More About Us, Less About Them

By Kim Bellard, September 1, 2015

Something Amazon just did is worth those of us in health care paying attention to.  It was the layoff of "dozens" of engineers at Lab126, Amazon's hardware development center, as first reported by The Wall Street Journal.  These were the first layoffs in the division's history.

Lab126 is responsible for Amazon's consumer devices, including their very successful Kindle e-reader and the new Fire TV. What makes this is a cautionary tale for the rest of us is that even Amazon -- which is noted for their prowess with their online consumer experience -- can't necessarily get the physical consumer experience right.  I think Wired captured the problem best, asserting that Amazon's consumer devices would have been more successful "if Amazon focused more on consumers, and less on consuming."

Now perhaps the relevance to health care may be clearer.

Consumer devices are all the rage in health care.  The global mHealth market is predicted to be $49b by 2020, with some 73 million units shipped in 2015 and an eye-opening CAGR of 47.9% expected from 2013 to 2020 (although other analysts already see slowing demand).

At the core of Amazon's devices is the goal to, well, get consumers to buy more stuff from Amazon.  
So I wonder: what is the goal of consumer devices in health care?  Are they intended to help us achieve better health -- or to consume more health care services?  I hope for the former but I fear it may end up being the latter.

I was struck a couple of weeks ago by an opinion piece in JAMA: "Obstacles to Developing Cost-Lowering Health Technology."  It's authors, doctors Kellerman and Desai, note that:

The inventor’s dilemma is that creating a product that improves health is not enough; the product must also be able to generate a healthy return on investment.
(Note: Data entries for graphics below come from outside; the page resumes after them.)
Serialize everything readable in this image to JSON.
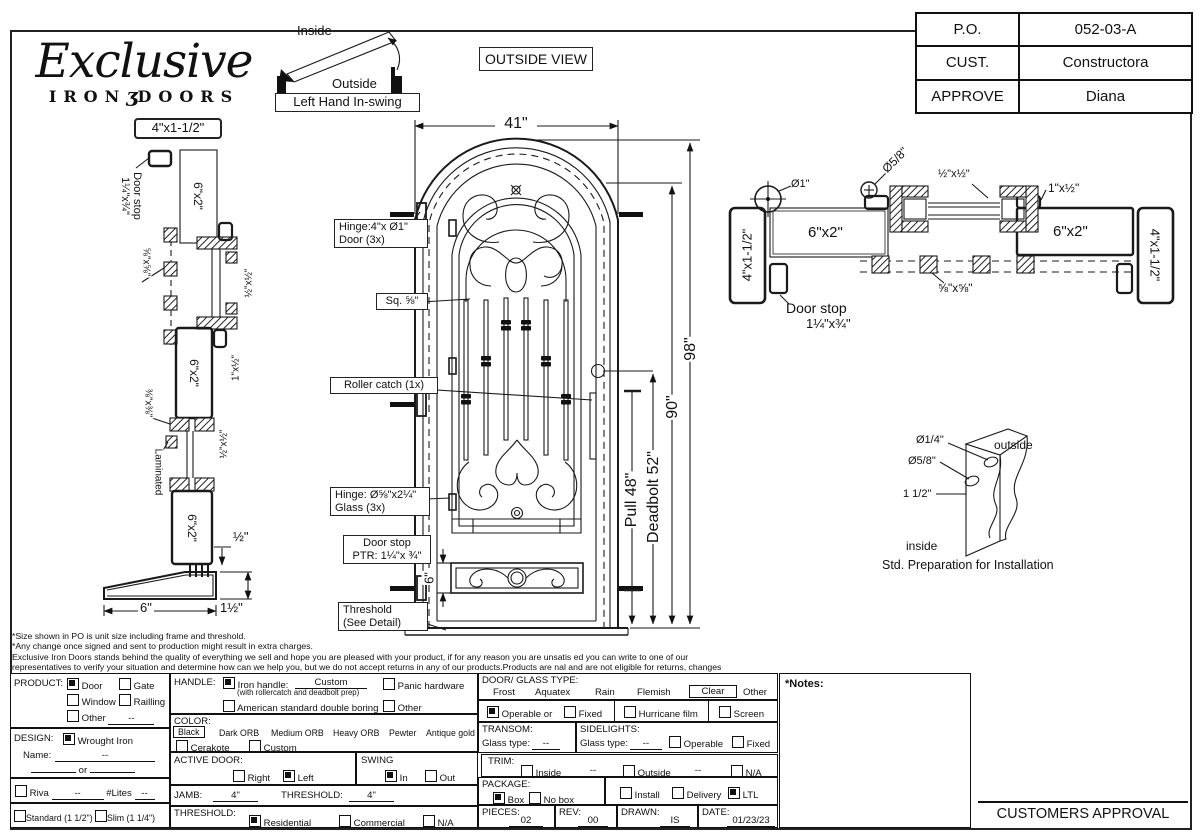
{
  "header": {
    "brand": {
      "name": "Exclusive",
      "word_left": "IRON",
      "word_glyph": "ʒ",
      "word_right": "DOORS"
    },
    "po_table": {
      "rows": [
        [
          "P.O.",
          "052-03-A"
        ],
        [
          "CUST.",
          "Constructora"
        ],
        [
          "APPROVE",
          "Diana"
        ]
      ]
    },
    "swing": {
      "inside": "Inside",
      "outside": "Outside",
      "caption": "Left Hand In-swing"
    },
    "view_label": "OUTSIDE VIEW"
  },
  "left_section": {
    "frame_top": "4\"x1-1/2\"",
    "door_stop_1": "Door stop",
    "door_stop_2": "1¼\"x¾\"",
    "tube_top": "6\"x2\"",
    "anchor": "⅝\"x⅝\"",
    "transom_tube": "½\"x½\"",
    "stop_small": "1\"x½\"",
    "tube_mid": "6\"x2\"",
    "rail_bottom": "⅜\"x⅜\"",
    "glass_stop": "½\"x½\"",
    "glass": "Laminated",
    "tube_bottom": "6\"x2\"",
    "gap": "½\"",
    "threshold_w": "6\"",
    "threshold_h": "1½\""
  },
  "door": {
    "width": "41\"",
    "h_total": "98\"",
    "h_door": "90\"",
    "pull": "Pull 48\"",
    "deadbolt": "Deadbolt 52\"",
    "kick": "6\"",
    "hinge_door_1": "Hinge:4\"x Ø1\"",
    "hinge_door_2": "Door (3x)",
    "sq": "Sq. ⅝\"",
    "roller": "Roller catch  (1x)",
    "hinge_glass_1": "Hinge: Ø⅝\"x2¼\"",
    "hinge_glass_2": "Glass (3x)",
    "stop_1": "Door stop",
    "stop_2": "PTR: 1¼\"x ¾\"",
    "threshold_1": "Threshold",
    "threshold_2": "(See Detail)"
  },
  "right_section": {
    "dia_1": "Ø1\"",
    "dia_58": "Ø5/8\"",
    "transom_tube": "½\"x½\"",
    "stop_small": "1\"x½\"",
    "tube_left": "6\"x2\"",
    "tube_right": "6\"x2\"",
    "frame_left": "4\"x1-1/2\"",
    "frame_right": "4\"x1-1/2\"",
    "door_stop_1": "Door stop",
    "door_stop_2": "1¼\"x¾\"",
    "anchor": "⅝\"x⅝\""
  },
  "install": {
    "dia_14": "Ø1/4\"",
    "dia_58": "Ø5/8\"",
    "offset": "1 1/2\"",
    "outside": "outside",
    "inside": "inside",
    "caption": "Std. Preparation for Installation"
  },
  "disclaimer": {
    "l1": "*Size shown in PO is unit size including frame and threshold.",
    "l2": "*Any change once signed and sent to production might result in extra charges.",
    "l3": "Exclusive Iron Doors stands behind the quality of everything we sell and hope you are pleased with your product, if for any reason you are unsatis  ed you can write to one of our",
    "l4": "representatives to verify your situation and determine how can we help you, but we do not accept returns in any of our products.Products are   nal and are not eligible for returns, changes",
    "l5": "or alterations.By signing you agree to our terms and conditions, delivery pdf and forms of payment. *Doors measurements do not include the gaps between jambs"
  },
  "form": {
    "product": {
      "label": "PRODUCT:",
      "o1": {
        "t": "Door",
        "c": true
      },
      "o2": {
        "t": "Gate",
        "c": false
      },
      "o3": {
        "t": "Window",
        "c": false
      },
      "o4": {
        "t": "Railling",
        "c": false
      },
      "o5": {
        "t": "Other",
        "c": false
      },
      "other_val": "--"
    },
    "design": {
      "label": "DESIGN:",
      "o1": {
        "t": "Wrought Iron",
        "c": true
      },
      "name_label": "Name:",
      "name_val": "--",
      "or": "or"
    },
    "riva": {
      "o1": {
        "t": "Riva",
        "c": false
      },
      "val": "--",
      "lites": "#Lites",
      "lites_val": "--"
    },
    "profile": {
      "o1": {
        "t": "Standard (1 1/2\")",
        "c": false
      },
      "o2": {
        "t": "Slim (1 1/4\")",
        "c": false
      }
    },
    "handle": {
      "label": "HANDLE:",
      "o1": {
        "t": "Iron handle:",
        "c": true
      },
      "custom": "Custom",
      "note": "(with rollercatch and deadbolt prep)",
      "o2": {
        "t": "American standard double boring",
        "c": false
      },
      "o3": {
        "t": "Panic hardware",
        "c": false
      },
      "o4": {
        "t": "Other",
        "c": false
      }
    },
    "color": {
      "label": "COLOR:",
      "selected": "Black",
      "w1": "Dark ORB",
      "w2": "Medium ORB",
      "w3": "Heavy ORB",
      "w4": "Pewter",
      "w5": "Antique gold",
      "o1": {
        "t": "Cerakote",
        "c": false
      },
      "o2": {
        "t": "Custom",
        "c": false
      }
    },
    "active": {
      "label": "ACTIVE DOOR:",
      "o1": {
        "t": "Right",
        "c": false
      },
      "o2": {
        "t": "Left",
        "c": true
      }
    },
    "swing": {
      "label": "SWING",
      "o1": {
        "t": "In",
        "c": true
      },
      "o2": {
        "t": "Out",
        "c": false
      }
    },
    "jamb": {
      "label": "JAMB:",
      "val": "4\"",
      "t_label": "THRESHOLD:",
      "t_val": "4\""
    },
    "threshold": {
      "label": "THRESHOLD:",
      "o1": {
        "t": "Residential",
        "c": true
      },
      "o2": {
        "t": "Commercial",
        "c": false
      },
      "o3": {
        "t": "N/A",
        "c": false
      }
    },
    "glass": {
      "label": "DOOR/ GLASS TYPE:",
      "w1": "Frost",
      "w2": "Aquatex",
      "w3": "Rain",
      "w4": "Flemish",
      "selected": "Clear",
      "w5": "Other"
    },
    "operable": {
      "o1": {
        "t": "Operable  or",
        "c": true
      },
      "o2": {
        "t": "Fixed",
        "c": false
      },
      "o3": {
        "t": "Hurricane film",
        "c": false
      },
      "o4": {
        "t": "Screen",
        "c": false
      }
    },
    "transom": {
      "label": "TRANSOM:",
      "glass_label": "Glass type:",
      "val": "--"
    },
    "sidelights": {
      "label": "SIDELIGHTS:",
      "glass_label": "Glass type:",
      "val": "--",
      "o1": {
        "t": "Operable",
        "c": false
      },
      "o2": {
        "t": "Fixed",
        "c": false
      }
    },
    "trim": {
      "label": "TRIM:",
      "o1": {
        "t": "Inside",
        "c": false
      },
      "v1": "--",
      "o2": {
        "t": "Outside",
        "c": false
      },
      "v2": "--",
      "o3": {
        "t": "N/A",
        "c": false
      }
    },
    "package": {
      "label": "PACKAGE:",
      "o1": {
        "t": "Box",
        "c": true
      },
      "o2": {
        "t": "No box",
        "c": false
      },
      "o3": {
        "t": "Install",
        "c": false
      },
      "o4": {
        "t": "Delivery",
        "c": false
      },
      "o5": {
        "t": "LTL",
        "c": true
      }
    },
    "meta": {
      "pieces_label": "PIECES:",
      "pieces": "02",
      "rev_label": "REV:",
      "rev": "00",
      "drawn_label": "DRAWN:",
      "drawn": "IS",
      "date_label": "DATE:",
      "date": "01/23/23"
    }
  },
  "notes_label": "*Notes:",
  "approval_label": "CUSTOMERS APPROVAL"
}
In the United States, the surest way to generate a healthy return on investment is to increase health care spending, not reduce it.
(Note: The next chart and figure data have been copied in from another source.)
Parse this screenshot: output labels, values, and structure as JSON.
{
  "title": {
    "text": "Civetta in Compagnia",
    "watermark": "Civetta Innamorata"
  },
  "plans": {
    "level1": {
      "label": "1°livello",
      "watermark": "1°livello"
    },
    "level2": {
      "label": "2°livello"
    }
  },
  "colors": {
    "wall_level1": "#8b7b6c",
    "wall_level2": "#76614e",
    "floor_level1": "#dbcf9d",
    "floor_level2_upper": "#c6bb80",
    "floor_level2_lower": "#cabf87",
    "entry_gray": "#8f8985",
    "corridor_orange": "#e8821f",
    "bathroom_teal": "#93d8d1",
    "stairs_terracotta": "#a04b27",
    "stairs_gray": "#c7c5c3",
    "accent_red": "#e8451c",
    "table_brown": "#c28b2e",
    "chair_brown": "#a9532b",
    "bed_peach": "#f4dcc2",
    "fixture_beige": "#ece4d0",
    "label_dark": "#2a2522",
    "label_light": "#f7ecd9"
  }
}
Think about the terminology used in health care.  It speaks volumes about the underlying culture and its attitudes towards us.  Health care providers call us "patients."  Health plans call us "members."  Medicare and Medicaid call us "beneficiaries."    The name for one of the newest fads -- "patient centered medical homes" -- serves to remind us that we're not normally considered the center of our health care, and that the focus is on our medical care, not our health.

At least "consumer-directed health plans" pay lip service to us being in charge.

I'm all for people and organizations making money in health care, but I don't like to be seen as some kind of ATM for them either.  The health care industry needs to realize that we don't really want to be its customers, don't want to need to consume their services, and certainly don't want to have to be unduly patient about it when we do.